15.1 This Agreement constitutes the whole of the agreement between the parties hereto relating to the subject matter hereof and save as otherwise provided herein no amendment, alteration, addition, variation or consensual cancellation will be of any force or effect unless reduced to writing and signed by the parties hereto or their duly authorised representatives.
15.2 No waiver of any of the terms and conditions of this Agreement will be binding or effectual for any purpose unless expressed in writing and signed by the party hereto giving the same, and any such waiver will be effective only in the specific instance and for the purpose given. No failure or delay on the part of either party hereto in exercising any right, power or privilege hereunder will operate as a waiver thereof, nor will any single or partial exercise of any right, power or privilege preclude any other or further exercise thereof or the exercise of any other right, power or privilege.
15.3 Should any of the terms and conditions of this Agreement be held to be invalid, unlawful or unenforceable, such terms and conditions will be severable from the remaining terms and conditions which will continue to be valid and enforceable.
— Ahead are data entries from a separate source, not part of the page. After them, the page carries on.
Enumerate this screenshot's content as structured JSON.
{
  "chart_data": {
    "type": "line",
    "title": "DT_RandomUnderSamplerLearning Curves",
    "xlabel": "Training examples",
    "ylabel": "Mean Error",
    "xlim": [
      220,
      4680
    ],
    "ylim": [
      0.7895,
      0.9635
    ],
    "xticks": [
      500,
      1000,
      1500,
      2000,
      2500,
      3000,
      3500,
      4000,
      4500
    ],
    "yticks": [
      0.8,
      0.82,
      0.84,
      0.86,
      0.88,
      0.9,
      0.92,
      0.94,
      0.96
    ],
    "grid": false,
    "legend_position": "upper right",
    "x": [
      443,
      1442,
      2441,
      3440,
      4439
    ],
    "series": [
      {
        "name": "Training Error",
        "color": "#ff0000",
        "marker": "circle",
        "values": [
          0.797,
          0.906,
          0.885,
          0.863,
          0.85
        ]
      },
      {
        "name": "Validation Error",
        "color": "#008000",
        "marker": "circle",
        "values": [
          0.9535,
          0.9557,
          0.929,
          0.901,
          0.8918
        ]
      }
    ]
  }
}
15.4 Neither party shall be entitled to transfer or assign, partially or entirely, any of its rights or obligations under this Agreement to a 3rd (third) party without the prior written consent of the other party.
15.5 This Agreement will be governed by and construed in accordance with the laws of the Republic of South Africa and all disputes, actions and other matters relating thereto will be determined in accordance with such law.
15.6 The Rule of construction that an agreement be interpreted against the party responsible for the drafting thereof will not apply.